LA7W = reflex silver metallic


----------



## MySilver2010CC (Sep 21, 2010)

CC R-Line said:


> LA7W = reflex silver metallic


Thanks CC R-Line... but apparently, 8E8E = reflex silver metallic too. Are there 2 different codes for 2 different types of RSM?


----------



## markthedate (Jun 15, 2010)

Best way to find your correct paint code is to look inside your spare tire compartment for a label/tag on the right hand side of the vehicle. That will list what your CC's paint code is.


----------



## MySilver2010CC (Sep 21, 2010)

Thanks bro. I already ordered the paint. Hope it's whats in the trunk...


----------



## CC R-Line (Aug 26, 2010)

MySilver2010CC said:


> Thanks CC R-Line... but apparently, 8E8E = reflex silver metallic too.

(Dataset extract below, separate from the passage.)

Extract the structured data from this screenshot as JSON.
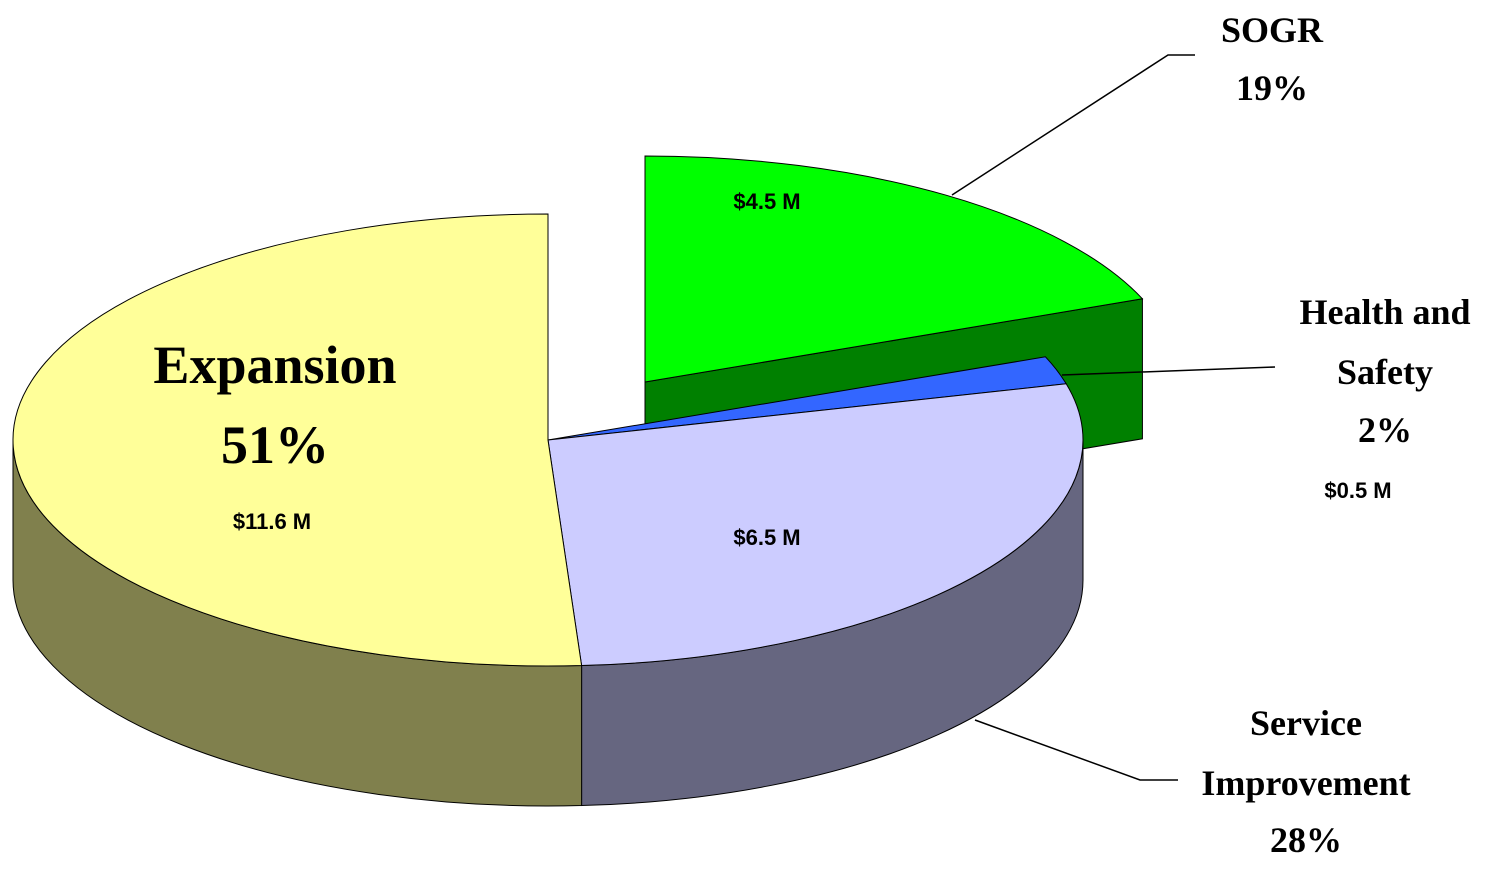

Are there 2 different codes for 2 different types of RSM?


no, there's only ONE RSM. LA7W is the official vw paint code and 8E8E is just another code for the same paint


----------



## MySilver2010CC (Sep 21, 2010)

CC R-Line said:


> no, there's only ONE RSM. LA7W is the official vw paint code and 8E8E is just another code for the same paint


Whew! Thanks again for clearing it all up CCRL.


----------



## 432828 (Nov 21, 2008)

yup, found that out myself lst week. Dealer wanted 18.95 for the touch-up (ouch!)
went to local auto store..6.95 (matches perfect)


----------



## MySilver2010CC (Sep 21, 2010)

Checked the trunk today, the paint code is indeed LA7W. Thanks again.:thumbup:


----------



## Jas-CC (Oct 4, 2010)

wogeboy said:


> yup, found that out myself lst week. Dealer wanted 18.95 for the touch-up (ouch!)
> went to local auto store..6.95 (matches perfect)


 OUCH indeed. A dealership could find a way to sell you a paper clip for $600 over the life of your loan/lease...


----------